Чтение онлайн

ЖАНРЫ

Шрифт:

Оказавшись в Нью-Йорке во второй раз, я отправился навестить Мойру, которая то ли за дело, то ли просто так не любила Джоди, или же она элементарно беспокоилась обо мне. Когда Мойра отпустила меня в Америку, по-моему, я бы предпочёл, чтоб она последовала за мной. В конце концов, ни с кем из женщин я не пробыл так долго. Её образ всегда возникал передо мной, когда я был с другой женщиной, так что я сознавал нечто в себе, обреченное скрываться, некую разъедающую силу, заражавшую мою страсть сарказмом. Я перебрался в Америку не потому, что ассоциировал это нечто с призраком Мойры. Я не склонен думать, что она никогда бы не ушла от меня, если бы не подозревала, что я что-то скрываю даже от нее, — но поскольку накатывающее на меня сомнение принимало

ее облик, воспоминание о ней затеняло неуловимый и печальный призрак.

У нас набрался уже более чем годовой опыт жизни порознь, и в эти месяцы я вел более безалаберную жизнь, чем была у нас в Париже, а Мойра, в Америке, — наоборот. Явная перемена в ее отношении смутила меня.

— Какие у тебя планы?

— Планы?

На борту я сам себе казался спасающейся на плоту жертвой наводнения.

— Я к тому, что тебе нельзя остановиться у меня, не насовсем, — пояснила Мойра.

— Может, сперва поедим?

— Извини, Джо… Давай поедим! Я не то имела в виду… Я рада, что ты пришёл… Честное слово… потом позаботимся обо всём этом, через неделю — две, когда ты решишь, как будешь дальше…

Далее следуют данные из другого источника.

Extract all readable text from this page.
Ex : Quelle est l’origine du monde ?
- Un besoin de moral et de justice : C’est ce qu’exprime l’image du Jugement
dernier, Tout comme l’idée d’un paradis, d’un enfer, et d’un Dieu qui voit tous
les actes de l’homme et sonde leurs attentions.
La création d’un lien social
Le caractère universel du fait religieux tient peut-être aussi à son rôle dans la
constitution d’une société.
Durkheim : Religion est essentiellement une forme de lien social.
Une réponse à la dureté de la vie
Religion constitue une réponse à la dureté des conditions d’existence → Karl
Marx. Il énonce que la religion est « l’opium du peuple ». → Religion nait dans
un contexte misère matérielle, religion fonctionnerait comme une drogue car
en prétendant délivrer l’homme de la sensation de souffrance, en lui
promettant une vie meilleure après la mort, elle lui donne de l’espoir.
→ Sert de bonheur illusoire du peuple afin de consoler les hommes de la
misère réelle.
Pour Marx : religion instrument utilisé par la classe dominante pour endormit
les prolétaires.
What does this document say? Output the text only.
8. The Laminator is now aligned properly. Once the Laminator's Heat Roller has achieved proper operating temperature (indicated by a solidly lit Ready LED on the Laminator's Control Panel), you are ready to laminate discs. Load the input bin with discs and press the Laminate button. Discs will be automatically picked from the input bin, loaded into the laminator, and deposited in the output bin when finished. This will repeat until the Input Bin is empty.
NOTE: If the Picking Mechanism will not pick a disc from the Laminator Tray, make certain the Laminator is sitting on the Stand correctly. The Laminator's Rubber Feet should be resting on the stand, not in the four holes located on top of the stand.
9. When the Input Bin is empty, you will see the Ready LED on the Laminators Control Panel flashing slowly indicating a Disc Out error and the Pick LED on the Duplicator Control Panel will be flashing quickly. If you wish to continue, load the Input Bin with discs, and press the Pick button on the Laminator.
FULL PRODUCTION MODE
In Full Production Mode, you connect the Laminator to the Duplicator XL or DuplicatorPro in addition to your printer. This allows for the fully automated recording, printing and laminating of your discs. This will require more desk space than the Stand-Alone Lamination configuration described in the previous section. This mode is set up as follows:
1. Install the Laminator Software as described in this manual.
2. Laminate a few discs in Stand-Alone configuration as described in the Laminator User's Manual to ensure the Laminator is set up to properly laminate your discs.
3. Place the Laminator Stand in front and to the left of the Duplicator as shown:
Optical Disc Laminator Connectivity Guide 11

Мойра встретила меня в порту, но затем ей надо было обратно на работу, и она оставила меня в квартире одного. Дожидаясь её и ощупывая вещи, которые были нашими общими, когда мы жили вместе в Париже, играя с сиамской кошкой, купленной в зоомагазине на Елисейских полях, я все думал, зачем она потащилась на работу. Это выяснилось неожиданно, в такси, так что, не очухавшийся после высадки, я не имел возможности расспросить её. Только оказавшись в квартире, я сумел удивиться. Не то чтоб я испытывал злость, больше похоже на разочарование, даже, скорее, омерзение. Я одолел три тысячи миль, а Мойра, видите ли, не может взять выходной. Я сходил в бар, впервые в жизни прогулявшись по Бликер-стрит, о которой мне много рассказывали парижские приятели. Ко времени её возвращения я решил, что в той ситуации был не прав. В конце-то концов, мы больше не любовники. Что мне известно о её делах? У неё своя жизнь.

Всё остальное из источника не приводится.